Making college more accessible—and affordable—for all Americans

Doubling investments in Pell Grants: We’ve raised the maximum Pell Grant award to $5,635 for the 2013-14 award year—a $905 increase since 2008. Over that same time, the number of Pell Grant recipients has expanded by 50 percent, providing college access to millions of additional low-income and middle-class students across the country. This landmark investment in the Pell Grant was enacted in the Health Care and Education Reconciliation Act of 2010, which ended student loan subsidies for private financial institutions and banks and shifted over $60 billion in savings back to students.

Helping students manage loan debt: The “Pay as You Earn” plan expands income-based repayment to enable 1.6 million students to take advantage of a new option to cap repayment of student loans at 10 percent of monthly income—an option that student borrowers can begin to use at the end of this year. These changes will reduce the burden of student loans in a fiscally responsible way. Additionally, millions of borrowers are now eligible to consolidate Direct Loans and FFEL Loans and save up to half a percentage point on their interest rate.

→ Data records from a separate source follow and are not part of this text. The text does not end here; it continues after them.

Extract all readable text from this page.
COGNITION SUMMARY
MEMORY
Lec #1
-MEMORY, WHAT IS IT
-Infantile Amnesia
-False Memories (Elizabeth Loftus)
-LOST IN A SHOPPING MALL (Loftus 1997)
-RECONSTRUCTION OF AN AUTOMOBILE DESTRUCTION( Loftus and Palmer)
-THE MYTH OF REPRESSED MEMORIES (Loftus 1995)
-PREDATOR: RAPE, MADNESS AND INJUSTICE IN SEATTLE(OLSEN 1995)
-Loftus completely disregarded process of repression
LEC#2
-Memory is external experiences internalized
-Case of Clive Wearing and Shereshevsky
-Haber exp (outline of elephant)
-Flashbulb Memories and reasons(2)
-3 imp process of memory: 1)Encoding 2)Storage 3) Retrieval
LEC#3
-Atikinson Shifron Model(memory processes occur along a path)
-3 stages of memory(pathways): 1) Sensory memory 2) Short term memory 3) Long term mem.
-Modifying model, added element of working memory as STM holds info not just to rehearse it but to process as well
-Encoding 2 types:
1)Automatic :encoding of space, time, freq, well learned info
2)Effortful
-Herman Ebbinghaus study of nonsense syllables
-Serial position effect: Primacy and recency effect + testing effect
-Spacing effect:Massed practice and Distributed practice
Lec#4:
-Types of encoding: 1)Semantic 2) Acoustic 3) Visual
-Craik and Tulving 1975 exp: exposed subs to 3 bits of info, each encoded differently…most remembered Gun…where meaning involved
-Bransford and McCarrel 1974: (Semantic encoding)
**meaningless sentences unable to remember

Expanding education tax credits: My administration established the American Opportunity Tax Credit in 2009 to help families with the costs of college, providing up to $10,000 for four years of college tuition for families earning up to $180,000. Over 9.4 million students and families benefit from the American Opportunity Tax Credit each year. I’ve called on Congress to make this tax credit permanent and prevent it from expiring in 2012.